Conjectural closed form for $\int_0^\infty\sqrt[3]z\ \operatorname{Ei}^2(-z)\,dz$

While trying to answer the question "A closed form for $\displaystyle\int_0^1\frac{\ln(-\ln x)\ \operatorname{li}^2x}{x}dx$", I came up with a conjecture: $$\int_0^\infty\sqrt[3]z\ \operatorname{Ei}^2(-z)\,dz\ \stackrel?=\ \frac34\Gamma\left(\frac43\right)\left(\sqrt3\,\arccos\frac{5-3\,\sqrt[3]2}2-\ln\left(1+3\,\sqrt[3]2-3\,\sqrt[3]4\right)-3\,\sqrt[3]4\right)$$ where $\operatorname{Ei}z$ is the exponential integral: $$\operatorname{Ei}z=-\int_{-z}^\infty\frac{e^{-t}}t dt.$$ I have no proof whatsoever for it. It came up as a result of completely non-rigorous methods like lucky guessing, numerical fitting, inverse symbolic calculations and so on. But it holds numerically with a very high precision.

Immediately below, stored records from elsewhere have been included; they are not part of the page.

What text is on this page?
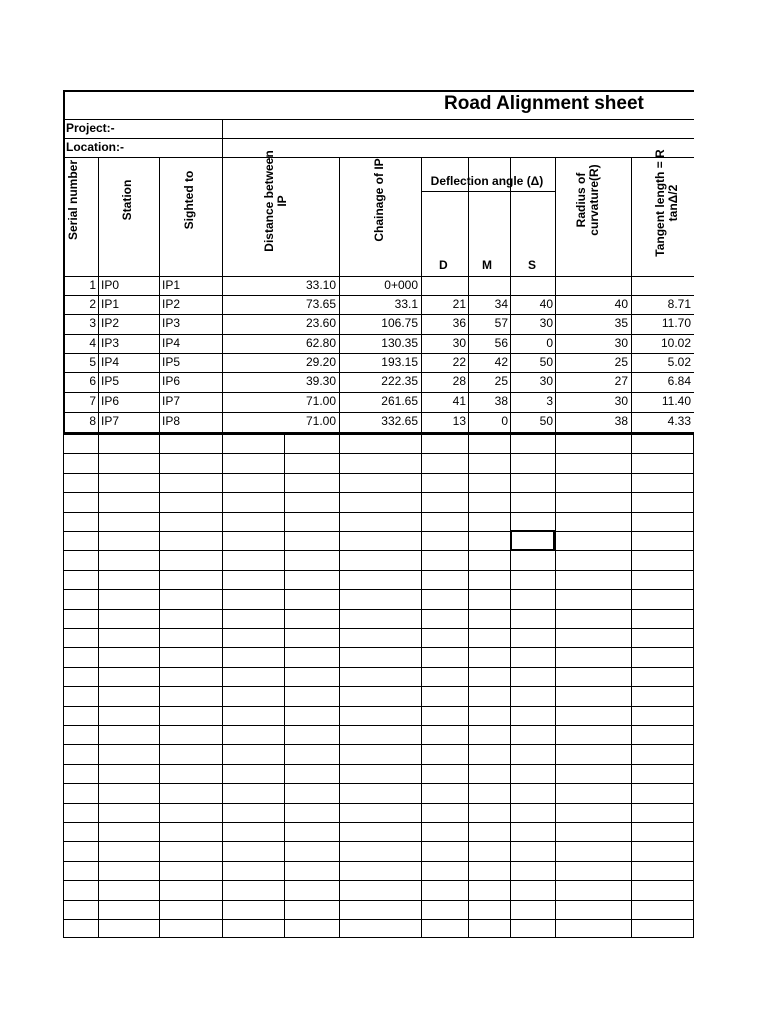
Road Alignment sheet
Project:-
Location:-
Serial number	Station	Sighted to	Distance between IP	Chainage of IP	Radius of curvature(R)	Tangent length = R tanΔ/2
Deflection angle (Δ)
D	M	S
1 IP0	IP1	33.10	0+000
2 IP1	IP2	73.65	33.1	21	34	40	40	8.71
3 IP2	IP3	23.60	106.75	36	57	30	35	11.70
4 IP3	IP4	62.80	130.35	30	56	0	30	10.02
5 IP4	IP5	29.20	193.15	22	42	50	25	5.02
6 IP5	IP6	39.30	222.35	28	25	30	27	6.84
7 IP6	IP7	71.00	261.65	41	38	3	30	11.40
8 IP7	IP8	71.00	332.65	13	0	50	38	4.33
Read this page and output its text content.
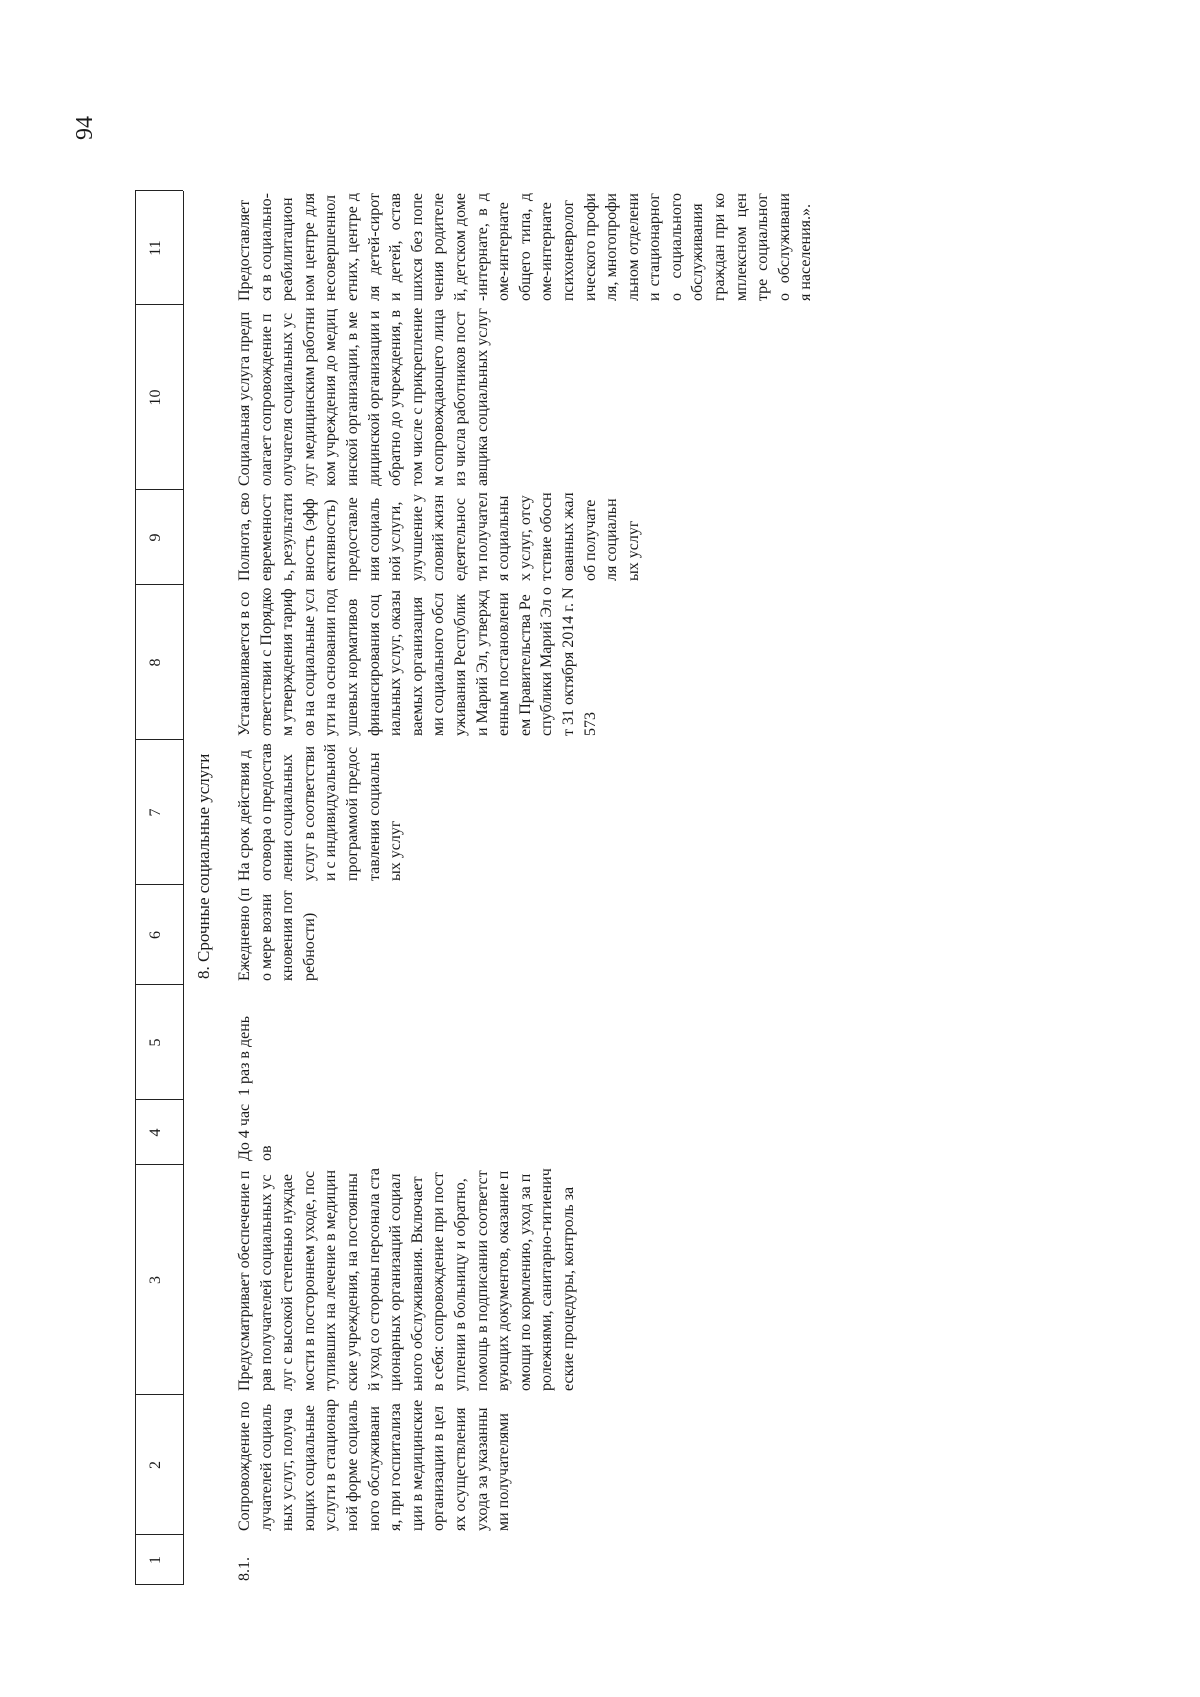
94
1
2
3
4
5
6
7
8
9
10
11
8. Срочные социальные услуги
8.1.
Сопровождение получателей социальных услуг, получающих социальные услуги в стационарной форме социального обслуживания, при госпитализации в медицинские организации в целях осуществления ухода за указанными получателями
Предусматривает обеспечение прав получателей социальных услуг с высокой степенью нуждаемости в постороннем уходе, поступивших на лечение в медицинские учреждения, на постоянный уход со стороны персонала стационарных организаций социального обслуживания. Включает в себя: сопровождение при поступлении в больницу и обратно, помощь в подписании соответствующих документов, оказание помощи по кормлению, уход за пролежнями, санитарно-гигиенические процедуры, контроль за
До 4 часов
1 раз в день
Ежедневно (по мере возникновения потребности)
На срок действия договора о предоставлении социальных услуг в соответствии с индивидуальной программой предоставления социальных услуг
Устанавливается в соответствии с Порядком утверждения тарифов на социальные услуги на основании подушевых нормативов финансирования социальных услуг, оказываемых организациями социального обслуживания Республики Марий Эл, утвержденным постановлением Правительства Республики Марий Эл от 31 октября 2014 г. N 573
Полнота, своевременность, результативность (эффективность) предоставления социальной услуги, улучшение условий жизнедеятельности получателя социальных услуг, отсутствие обоснованных жалоб получателя социальных услуг
Социальная услуга предполагает сопровождение получателя социальных услуг медицинским работником учреждения до медицинской организации, в медицинской организации и обратно до учреждения, в том числе с прикреплением сопровождающего лица из числа работников поставщика социальных услуг
Предоставляется в социально-реабилитационном центре для несовершеннолетних, центре для детей-сирот и детей, оставшихся без попечения родителей, детском доме-интернате, в доме-интернате общего типа, доме-интернате психоневрологического профиля, многопрофильном отделении стационарного социального обслуживания граждан при комплексном центре социального обслуживания населения.».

So, I invite you to try to prove it rigorously.


Solution 1:

With the substitution $t = zu^{2}$, we have

$$ \mathrm{Ei}(-z) = - \int_{z}^{\infty} \frac{e^{-t}}{t} \, dt = -2 \int_{1}^{\infty} \frac{e^{-zu^{2}}}{u} \, du. $$

Thus for $\Re s > 0$, we have

\begin{align*} \int_{0}^{\infty} z^{s-1} \mathrm{Ei}(-z)^{2} \, dz &= 4 \int_{0}^{\infty}\int_{1}^{\infty}\int_{1}^{\infty} \frac{z^{s-1} e^{-z(x^{2}+y^{2})}}{xy} \, dxdydz \\ &= 4 \Gamma(s) \int_{1}^{\infty}\int_{1}^{\infty} \frac{dxdy}{xy(x^{2}+y^{2})^{s}} \\ &= 4 \Gamma(s) \int_{0}^{1}\int_{0}^{1} \frac{x^{2s-1}y^{2s-1}}{(x^{2}+y^{2})^{s}} \, dxdy \tag{1} \\ &= 8 \Gamma(s) \iint\limits_{0 \leq y \leq x \leq 1} \frac{x^{2s-1}y^{2s-1}}{(x^{2}+y^{2})^{s}} \, dxdy, \tag{2} \end{align*}

where we utilized the substitution $(x, y) \mapsto (x^{-1}, y^{-1})$ at $(1)$ and exploited the symmetry of the domain of integration $\{ x \geq 1, y \geq 1 \}$ along $y = x$ to get $(2)$.

Now with the polar coordinate transform,

\begin{align*} \int_{0}^{\infty} z^{s-1} \mathrm{Ei}(-z)^{2} \, dz &= 8 \Gamma(s) \int_{0}^{\frac{\pi}{4}}\int_{0}^{\sec\theta} r^{2s-1}\cos^{2s-1}\theta\sin^{2s-1}\theta \, drd\theta \\ &= \frac{4 \Gamma(s)}{s} \int_{0}^{\frac{\pi}{4}} \frac{\sin^{2s-1}\theta}{\cos\theta}\,d\theta \\ &= \frac{2 \Gamma(s)}{s} \int_{0}^{\frac{\pi}{4}} \frac{\sin^{2s-2}\theta}{1 - \sin^{2}\theta} \cdot 2\cos\theta\sin\theta\,d\theta \\ &= \frac{2 \Gamma(s)}{s} \int_{0}^{\frac{1}{2}} \frac{u^{s-1}}{1 - u} \, du \tag{3} \\ &= \frac{2 \Gamma(s)}{s} \beta\left(\frac{1}{2} ; s, 0 \right) \end{align*}

where $\beta(x ; a, b)$ is the incomplete beta function and we used the substitution $u = \sin^{2}\theta$ at $(3)$. Now the rest is just a bit of calculus, yielding the desired result.


A slightly general result is as follows:

\begin{align*} \int_{0}^{\infty} z^{s-1} \Gamma(p, z) \Gamma(q, z) \, dz = \frac{\Gamma(s+p+q)}{s} \left\{ \beta\left( \frac{1}{2}; s+p, q\right) + \beta\left(\frac{1}{2}; s+q, p\right) \right\}, \end{align*}

where $\Gamma(s, z) = \int_{z}^{\infty} t^{s-1}e^{-t} \, dt$ is the incomplete gamma function.